Las historias alarmaron a Dorita. «Ésta está como una chota», pensó para sus adentros. Y el pensarlo la tranquilizó en el sentido de que no se tienen las mismas consideraciones con una loca que con una persona corriente. Una loca es, al fin y al cabo, un chiste, la tonta del pueblo, a quien a ratos se acaricia y a ratos se apalea. A Dorita la entretuvieron las historias unos días y luego empezó a hartarse, hasta que una noche, después de rezar juntas «Jesusito de mi vida» que Luzmila había enseñado a Dorita y de dormirse Luzmila rendida, Dorita saltó como una flecha de la cama, abrió la bolsa y se largó con el sobre.

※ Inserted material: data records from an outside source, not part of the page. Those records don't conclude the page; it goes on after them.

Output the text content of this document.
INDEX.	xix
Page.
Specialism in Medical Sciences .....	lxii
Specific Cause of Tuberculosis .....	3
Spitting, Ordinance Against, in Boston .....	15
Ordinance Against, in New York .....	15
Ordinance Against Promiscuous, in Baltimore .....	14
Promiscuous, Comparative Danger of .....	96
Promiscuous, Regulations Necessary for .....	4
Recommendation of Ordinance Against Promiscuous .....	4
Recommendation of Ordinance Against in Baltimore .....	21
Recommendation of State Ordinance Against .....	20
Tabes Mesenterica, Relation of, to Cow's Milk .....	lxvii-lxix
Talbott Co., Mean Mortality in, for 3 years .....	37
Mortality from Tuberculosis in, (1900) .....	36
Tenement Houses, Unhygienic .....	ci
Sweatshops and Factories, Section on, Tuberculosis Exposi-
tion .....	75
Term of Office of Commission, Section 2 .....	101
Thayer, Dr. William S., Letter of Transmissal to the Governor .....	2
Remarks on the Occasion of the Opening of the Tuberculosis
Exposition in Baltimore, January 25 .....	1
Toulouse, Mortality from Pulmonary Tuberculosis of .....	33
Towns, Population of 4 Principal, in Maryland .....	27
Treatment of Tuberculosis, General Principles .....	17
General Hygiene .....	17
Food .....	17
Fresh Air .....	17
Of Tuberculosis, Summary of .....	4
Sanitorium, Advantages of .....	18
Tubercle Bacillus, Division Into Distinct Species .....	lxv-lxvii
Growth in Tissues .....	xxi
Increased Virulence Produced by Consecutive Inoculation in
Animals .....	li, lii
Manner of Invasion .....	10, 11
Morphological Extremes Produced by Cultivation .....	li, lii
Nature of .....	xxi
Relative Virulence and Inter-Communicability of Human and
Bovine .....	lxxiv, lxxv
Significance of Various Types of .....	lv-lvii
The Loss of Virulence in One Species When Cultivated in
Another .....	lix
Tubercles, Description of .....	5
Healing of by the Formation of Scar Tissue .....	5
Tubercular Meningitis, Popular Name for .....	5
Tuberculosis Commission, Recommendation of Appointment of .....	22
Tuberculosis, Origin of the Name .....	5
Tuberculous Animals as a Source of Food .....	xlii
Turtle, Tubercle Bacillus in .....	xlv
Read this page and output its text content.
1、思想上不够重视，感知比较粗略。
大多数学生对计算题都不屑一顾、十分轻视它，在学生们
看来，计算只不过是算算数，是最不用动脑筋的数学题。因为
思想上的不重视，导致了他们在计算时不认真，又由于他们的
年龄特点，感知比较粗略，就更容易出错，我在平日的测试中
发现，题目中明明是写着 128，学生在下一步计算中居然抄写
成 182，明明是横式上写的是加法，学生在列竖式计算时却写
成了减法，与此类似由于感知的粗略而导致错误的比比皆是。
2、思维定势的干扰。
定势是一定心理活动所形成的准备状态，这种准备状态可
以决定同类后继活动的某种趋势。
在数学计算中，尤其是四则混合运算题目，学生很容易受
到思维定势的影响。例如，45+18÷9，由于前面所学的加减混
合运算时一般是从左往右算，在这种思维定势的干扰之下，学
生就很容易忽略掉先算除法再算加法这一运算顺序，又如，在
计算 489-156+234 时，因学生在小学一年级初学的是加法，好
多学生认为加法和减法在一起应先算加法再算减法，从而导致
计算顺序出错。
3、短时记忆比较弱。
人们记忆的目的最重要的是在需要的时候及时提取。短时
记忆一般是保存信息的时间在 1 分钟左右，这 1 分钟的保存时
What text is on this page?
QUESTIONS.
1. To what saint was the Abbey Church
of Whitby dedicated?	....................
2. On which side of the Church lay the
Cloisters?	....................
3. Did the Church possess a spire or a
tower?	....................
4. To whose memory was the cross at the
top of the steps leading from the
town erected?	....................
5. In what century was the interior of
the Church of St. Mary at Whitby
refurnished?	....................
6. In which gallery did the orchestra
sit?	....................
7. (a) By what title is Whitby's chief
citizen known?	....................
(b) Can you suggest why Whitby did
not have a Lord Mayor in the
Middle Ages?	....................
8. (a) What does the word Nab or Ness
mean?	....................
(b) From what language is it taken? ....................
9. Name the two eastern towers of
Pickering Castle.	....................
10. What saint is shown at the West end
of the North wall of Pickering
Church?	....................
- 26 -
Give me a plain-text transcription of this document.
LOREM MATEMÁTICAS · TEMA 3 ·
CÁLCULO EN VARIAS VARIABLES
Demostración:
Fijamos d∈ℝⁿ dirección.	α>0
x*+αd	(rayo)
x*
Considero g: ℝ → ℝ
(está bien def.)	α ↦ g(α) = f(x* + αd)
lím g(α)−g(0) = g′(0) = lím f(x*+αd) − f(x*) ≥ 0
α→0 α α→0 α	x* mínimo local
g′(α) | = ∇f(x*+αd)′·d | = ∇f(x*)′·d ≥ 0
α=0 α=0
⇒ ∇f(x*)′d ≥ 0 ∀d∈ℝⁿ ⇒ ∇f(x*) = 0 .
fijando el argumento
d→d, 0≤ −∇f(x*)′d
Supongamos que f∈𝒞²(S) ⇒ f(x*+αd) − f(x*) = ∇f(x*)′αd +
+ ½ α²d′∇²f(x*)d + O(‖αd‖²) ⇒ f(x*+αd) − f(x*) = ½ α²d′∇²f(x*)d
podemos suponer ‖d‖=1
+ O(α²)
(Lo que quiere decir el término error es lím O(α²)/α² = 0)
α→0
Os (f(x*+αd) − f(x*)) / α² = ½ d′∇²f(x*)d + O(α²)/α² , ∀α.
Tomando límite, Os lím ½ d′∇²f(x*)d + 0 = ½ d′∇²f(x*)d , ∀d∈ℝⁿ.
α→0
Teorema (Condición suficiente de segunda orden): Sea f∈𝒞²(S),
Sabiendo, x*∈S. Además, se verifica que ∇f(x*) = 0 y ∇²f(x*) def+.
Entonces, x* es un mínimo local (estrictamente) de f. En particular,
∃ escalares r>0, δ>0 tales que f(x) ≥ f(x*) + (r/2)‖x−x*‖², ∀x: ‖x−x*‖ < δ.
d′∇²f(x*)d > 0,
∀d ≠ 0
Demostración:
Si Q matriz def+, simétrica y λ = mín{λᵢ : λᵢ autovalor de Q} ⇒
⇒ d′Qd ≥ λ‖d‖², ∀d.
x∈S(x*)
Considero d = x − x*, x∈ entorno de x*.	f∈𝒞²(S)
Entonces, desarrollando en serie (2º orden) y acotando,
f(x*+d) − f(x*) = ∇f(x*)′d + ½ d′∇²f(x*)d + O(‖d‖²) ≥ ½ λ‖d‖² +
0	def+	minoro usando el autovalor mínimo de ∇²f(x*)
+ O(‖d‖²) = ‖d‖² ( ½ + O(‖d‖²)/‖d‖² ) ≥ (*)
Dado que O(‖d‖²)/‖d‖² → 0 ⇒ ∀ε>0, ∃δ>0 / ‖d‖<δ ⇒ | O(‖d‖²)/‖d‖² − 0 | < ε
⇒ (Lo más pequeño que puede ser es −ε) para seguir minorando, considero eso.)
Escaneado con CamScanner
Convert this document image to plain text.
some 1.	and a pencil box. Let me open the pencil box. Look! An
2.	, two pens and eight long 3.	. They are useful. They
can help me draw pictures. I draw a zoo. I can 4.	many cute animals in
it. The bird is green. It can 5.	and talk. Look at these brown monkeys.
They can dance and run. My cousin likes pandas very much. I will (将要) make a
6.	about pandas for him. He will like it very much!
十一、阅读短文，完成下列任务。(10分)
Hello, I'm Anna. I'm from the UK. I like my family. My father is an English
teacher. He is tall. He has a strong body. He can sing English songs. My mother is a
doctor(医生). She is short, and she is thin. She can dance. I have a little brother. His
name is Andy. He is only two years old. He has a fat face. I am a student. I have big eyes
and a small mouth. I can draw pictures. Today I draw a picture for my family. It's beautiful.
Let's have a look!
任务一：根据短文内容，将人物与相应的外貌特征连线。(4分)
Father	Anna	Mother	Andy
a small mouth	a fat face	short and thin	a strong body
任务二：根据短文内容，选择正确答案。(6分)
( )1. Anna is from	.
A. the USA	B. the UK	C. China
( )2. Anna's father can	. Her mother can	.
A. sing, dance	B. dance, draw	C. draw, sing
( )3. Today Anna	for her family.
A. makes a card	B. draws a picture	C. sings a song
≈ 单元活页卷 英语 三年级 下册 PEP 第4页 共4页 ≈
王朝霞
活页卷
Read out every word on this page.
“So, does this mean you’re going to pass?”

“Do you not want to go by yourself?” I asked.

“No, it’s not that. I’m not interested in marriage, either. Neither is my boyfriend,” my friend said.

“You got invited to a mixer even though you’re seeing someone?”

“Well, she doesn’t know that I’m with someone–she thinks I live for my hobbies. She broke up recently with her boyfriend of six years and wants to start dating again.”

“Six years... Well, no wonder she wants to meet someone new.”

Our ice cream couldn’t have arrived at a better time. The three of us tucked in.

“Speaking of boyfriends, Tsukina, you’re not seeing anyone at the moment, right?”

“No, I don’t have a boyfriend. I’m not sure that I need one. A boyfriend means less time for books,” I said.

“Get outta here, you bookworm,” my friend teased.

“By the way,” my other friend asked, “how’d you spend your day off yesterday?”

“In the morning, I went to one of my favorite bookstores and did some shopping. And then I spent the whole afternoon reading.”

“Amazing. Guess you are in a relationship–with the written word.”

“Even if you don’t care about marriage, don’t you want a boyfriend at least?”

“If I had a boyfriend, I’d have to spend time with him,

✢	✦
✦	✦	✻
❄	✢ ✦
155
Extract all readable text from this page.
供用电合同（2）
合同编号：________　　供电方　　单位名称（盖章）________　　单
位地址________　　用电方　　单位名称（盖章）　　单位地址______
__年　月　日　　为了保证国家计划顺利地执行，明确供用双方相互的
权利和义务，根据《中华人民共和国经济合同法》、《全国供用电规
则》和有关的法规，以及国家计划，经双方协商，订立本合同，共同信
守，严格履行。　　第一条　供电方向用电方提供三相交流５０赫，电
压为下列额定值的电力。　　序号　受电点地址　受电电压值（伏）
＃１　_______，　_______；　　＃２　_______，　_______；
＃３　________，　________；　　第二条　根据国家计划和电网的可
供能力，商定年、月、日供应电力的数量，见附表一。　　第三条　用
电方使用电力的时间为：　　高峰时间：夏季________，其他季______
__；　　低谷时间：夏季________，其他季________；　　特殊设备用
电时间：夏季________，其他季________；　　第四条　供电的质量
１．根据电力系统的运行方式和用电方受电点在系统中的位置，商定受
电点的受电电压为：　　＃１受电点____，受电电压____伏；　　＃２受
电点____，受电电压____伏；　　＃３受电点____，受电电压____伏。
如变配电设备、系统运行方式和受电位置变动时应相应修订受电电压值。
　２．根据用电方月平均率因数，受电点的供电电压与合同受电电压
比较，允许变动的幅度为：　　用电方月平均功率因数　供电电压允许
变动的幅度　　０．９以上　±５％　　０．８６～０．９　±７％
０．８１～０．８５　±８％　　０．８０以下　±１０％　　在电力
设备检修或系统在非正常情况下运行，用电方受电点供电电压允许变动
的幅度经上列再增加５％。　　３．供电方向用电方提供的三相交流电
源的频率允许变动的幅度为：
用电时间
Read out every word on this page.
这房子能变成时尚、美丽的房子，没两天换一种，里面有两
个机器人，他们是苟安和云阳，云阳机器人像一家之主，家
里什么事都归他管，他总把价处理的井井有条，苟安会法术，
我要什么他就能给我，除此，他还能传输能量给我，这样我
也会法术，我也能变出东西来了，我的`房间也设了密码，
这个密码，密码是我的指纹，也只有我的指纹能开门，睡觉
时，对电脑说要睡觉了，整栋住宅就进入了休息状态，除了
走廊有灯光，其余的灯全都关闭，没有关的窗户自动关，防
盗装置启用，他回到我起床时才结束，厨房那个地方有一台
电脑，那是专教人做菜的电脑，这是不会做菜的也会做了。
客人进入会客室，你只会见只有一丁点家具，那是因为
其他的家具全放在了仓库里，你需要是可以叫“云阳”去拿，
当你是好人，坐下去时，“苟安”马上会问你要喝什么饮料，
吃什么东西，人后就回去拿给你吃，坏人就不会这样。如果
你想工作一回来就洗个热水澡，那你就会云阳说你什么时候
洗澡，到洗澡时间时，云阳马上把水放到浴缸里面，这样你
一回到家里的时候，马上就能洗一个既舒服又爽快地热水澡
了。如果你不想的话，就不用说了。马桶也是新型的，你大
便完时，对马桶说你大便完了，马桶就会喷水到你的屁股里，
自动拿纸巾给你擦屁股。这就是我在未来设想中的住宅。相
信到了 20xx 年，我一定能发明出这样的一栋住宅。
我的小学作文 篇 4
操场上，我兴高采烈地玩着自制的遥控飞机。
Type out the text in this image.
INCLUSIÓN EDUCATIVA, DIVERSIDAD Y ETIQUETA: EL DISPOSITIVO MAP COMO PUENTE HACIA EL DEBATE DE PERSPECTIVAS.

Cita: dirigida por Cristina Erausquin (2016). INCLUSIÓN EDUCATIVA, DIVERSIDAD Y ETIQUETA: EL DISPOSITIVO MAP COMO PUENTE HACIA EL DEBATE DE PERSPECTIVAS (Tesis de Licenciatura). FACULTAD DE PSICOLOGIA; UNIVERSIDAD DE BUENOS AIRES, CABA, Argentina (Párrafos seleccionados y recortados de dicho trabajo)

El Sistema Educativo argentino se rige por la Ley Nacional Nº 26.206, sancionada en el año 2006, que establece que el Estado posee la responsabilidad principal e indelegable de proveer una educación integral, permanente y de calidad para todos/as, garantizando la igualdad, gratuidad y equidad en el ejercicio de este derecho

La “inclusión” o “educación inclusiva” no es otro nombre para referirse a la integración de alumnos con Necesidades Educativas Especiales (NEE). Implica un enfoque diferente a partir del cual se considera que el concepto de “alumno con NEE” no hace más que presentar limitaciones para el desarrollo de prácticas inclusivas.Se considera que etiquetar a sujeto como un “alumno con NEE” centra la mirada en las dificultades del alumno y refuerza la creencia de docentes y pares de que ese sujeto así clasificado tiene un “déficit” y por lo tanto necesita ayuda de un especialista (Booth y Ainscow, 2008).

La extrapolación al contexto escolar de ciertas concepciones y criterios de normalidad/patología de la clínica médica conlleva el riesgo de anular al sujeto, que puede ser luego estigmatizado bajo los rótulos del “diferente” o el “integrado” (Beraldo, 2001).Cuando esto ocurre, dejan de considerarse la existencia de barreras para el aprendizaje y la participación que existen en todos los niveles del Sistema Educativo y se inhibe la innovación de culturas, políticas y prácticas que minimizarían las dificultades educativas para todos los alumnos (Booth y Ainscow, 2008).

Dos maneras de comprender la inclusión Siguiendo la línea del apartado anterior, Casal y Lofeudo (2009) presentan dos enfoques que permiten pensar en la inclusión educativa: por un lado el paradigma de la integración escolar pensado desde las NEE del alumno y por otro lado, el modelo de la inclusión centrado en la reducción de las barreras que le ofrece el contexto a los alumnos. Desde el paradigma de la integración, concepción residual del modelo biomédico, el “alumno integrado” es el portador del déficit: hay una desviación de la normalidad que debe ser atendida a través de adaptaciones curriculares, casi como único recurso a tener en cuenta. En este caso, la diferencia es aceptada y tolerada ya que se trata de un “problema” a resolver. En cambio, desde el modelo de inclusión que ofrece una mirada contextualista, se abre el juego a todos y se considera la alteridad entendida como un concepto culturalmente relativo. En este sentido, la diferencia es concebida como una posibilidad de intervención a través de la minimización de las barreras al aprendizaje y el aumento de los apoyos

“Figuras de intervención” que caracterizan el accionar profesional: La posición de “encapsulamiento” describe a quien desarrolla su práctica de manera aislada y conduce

Cuando despertó Luzmila a la mañana siguiente y fue a meter la cajita del Niño Jesús junto al sobre como todos los días, vio que el sobre faltaba. Lo rebuscó por toda la habitación cuidadosamente sin terror alguno, como se busca un dedal perdido; no había muchas cosas en la habitación y Luzmila las recorrió todas, una por una, como se comprueba una suma muy fácil. La invadió un vahído que se parecía al vacío de toda la vida en no presentar arista alguna. En no doler o angustiar o preocupar en ningún sentido preciso, en no conectarse causalmente con ningún acontecimiento pasado o futuro. Lo único que Luzmila no hizo -como si de pronto se deshiciera un hábito de toda la vida- fue ir a trabajar esa mañana. Dio vueltas por las calles y en Manuel Becerra entró en el polvoriento parque de plaza de pueblo que queda detrás de la iglesia.